Most of the research to date examining the relationship between glaucoma and Alzheimer’s focused on the retinal ganglion cell layer, which transmits visual information via the optic nerve into the brain. Before that transmission happens, though, the retinal ganglion cells receive information from another layer in the retina called the inner nuclear layer.
In their study, the researchers looked at the thickness of the retina, including the inner nuclear layer (not previously study in this setting) and the retinal ganglion cell layer. They found a significant loss of thickness in both. The inner nuclear layer had a 37 percent loss of neurons and the retinal ganglion cell layer a 49 percent loss, compared with healthy, age-matched control mice.
In humans, the structure and thickness of the retina can be readily measured using optical coherence tomography. Turner says this new tool is increasing finding applications in research and clinical care.

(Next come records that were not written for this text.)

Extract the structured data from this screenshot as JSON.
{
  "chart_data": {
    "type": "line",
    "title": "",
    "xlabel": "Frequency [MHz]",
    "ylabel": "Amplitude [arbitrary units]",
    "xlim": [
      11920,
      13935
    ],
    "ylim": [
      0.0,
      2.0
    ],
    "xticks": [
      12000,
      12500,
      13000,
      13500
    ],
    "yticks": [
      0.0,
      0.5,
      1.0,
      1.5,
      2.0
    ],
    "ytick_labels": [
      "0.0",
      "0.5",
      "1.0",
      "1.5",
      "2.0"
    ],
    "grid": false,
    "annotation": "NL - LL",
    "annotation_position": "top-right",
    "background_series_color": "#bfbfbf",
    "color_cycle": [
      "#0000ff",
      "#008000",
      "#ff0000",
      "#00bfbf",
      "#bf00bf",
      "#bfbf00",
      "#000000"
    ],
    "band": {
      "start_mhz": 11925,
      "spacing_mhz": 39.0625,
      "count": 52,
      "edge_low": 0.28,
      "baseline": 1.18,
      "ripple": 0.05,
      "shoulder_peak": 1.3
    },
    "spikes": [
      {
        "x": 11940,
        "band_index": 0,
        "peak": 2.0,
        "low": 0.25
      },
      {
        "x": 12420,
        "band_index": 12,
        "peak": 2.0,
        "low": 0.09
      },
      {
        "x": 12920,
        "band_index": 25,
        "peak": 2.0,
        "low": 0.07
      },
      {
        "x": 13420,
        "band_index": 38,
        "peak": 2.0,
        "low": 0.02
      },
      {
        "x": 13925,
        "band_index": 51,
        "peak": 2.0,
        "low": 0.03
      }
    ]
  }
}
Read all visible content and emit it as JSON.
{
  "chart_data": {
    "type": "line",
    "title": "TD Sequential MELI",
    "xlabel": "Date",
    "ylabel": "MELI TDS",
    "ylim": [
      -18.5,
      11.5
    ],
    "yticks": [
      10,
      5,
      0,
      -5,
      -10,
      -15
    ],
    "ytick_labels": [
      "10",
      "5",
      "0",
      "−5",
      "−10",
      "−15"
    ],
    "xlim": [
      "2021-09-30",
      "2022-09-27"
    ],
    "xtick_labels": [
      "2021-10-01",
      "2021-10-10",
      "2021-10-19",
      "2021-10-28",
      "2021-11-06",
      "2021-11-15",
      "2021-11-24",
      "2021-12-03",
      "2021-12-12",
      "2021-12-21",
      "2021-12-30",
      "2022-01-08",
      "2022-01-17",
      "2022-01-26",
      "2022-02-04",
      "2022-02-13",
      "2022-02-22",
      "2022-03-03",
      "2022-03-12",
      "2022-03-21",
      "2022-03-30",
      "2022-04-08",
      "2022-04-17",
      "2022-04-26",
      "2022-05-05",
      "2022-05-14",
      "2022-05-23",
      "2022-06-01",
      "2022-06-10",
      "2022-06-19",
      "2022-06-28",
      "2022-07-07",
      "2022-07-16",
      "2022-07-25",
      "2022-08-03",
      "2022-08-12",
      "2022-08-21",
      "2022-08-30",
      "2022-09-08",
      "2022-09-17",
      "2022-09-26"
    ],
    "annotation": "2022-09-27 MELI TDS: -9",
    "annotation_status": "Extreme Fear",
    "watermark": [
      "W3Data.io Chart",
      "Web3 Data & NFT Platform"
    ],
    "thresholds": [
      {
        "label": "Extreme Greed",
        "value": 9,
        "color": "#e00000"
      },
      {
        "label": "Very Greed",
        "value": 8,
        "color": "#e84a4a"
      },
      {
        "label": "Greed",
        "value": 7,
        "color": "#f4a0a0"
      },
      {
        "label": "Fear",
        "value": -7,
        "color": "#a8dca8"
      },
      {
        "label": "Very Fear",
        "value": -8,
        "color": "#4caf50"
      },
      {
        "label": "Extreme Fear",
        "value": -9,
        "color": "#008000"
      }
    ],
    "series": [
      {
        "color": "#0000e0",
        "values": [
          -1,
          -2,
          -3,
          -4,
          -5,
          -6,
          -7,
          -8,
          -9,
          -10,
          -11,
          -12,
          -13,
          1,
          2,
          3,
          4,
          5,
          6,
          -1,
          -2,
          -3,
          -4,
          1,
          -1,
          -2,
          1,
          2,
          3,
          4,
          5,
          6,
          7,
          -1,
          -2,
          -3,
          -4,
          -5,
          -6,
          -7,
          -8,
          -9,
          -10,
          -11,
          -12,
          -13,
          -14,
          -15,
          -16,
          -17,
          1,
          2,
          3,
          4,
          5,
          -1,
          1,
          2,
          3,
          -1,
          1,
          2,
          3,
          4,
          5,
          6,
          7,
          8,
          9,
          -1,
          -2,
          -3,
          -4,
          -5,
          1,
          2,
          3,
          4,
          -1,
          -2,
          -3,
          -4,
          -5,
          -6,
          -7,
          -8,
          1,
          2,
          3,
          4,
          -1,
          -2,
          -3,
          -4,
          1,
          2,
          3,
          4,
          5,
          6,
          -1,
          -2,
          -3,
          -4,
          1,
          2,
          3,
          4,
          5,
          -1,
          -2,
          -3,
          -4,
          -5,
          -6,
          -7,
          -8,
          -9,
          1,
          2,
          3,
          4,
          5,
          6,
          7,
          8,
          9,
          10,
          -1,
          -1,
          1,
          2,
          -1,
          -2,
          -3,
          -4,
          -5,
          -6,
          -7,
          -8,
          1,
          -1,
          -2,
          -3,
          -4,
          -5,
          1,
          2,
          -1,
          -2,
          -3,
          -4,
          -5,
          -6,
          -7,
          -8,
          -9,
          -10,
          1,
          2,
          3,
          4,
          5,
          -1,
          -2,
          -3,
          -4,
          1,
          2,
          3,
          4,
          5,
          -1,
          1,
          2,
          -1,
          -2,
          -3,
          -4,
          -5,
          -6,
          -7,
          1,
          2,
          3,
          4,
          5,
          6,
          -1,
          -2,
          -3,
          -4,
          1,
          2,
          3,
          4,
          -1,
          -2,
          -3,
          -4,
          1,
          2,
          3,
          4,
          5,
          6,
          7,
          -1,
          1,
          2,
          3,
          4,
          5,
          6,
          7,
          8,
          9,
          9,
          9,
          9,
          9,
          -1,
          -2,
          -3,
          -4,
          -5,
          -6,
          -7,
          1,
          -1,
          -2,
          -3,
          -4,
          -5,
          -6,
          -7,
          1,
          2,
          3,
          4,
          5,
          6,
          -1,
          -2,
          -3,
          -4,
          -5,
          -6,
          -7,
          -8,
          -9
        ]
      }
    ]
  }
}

“This study suggests another path forward in understanding the disease process and could lead to new ways to diagnose or predict Alzheimer’s that could be as simple as looking into the eyes,” Turner says. “Parallel disease mechanisms suggest that new treatments developed for Alzheimer’s may also be useful for glaucoma.”
Caffeinated Coffee Linked to Loss of Vision
Consumption of caffeinated coffee is associated with an increased risk of developing exfoliation glaucoma, the leading cause of secondary glaucoma worldwide, according to a new study led by Dr Louis Pasquale of Brigham and Women’s Hospital in Boston.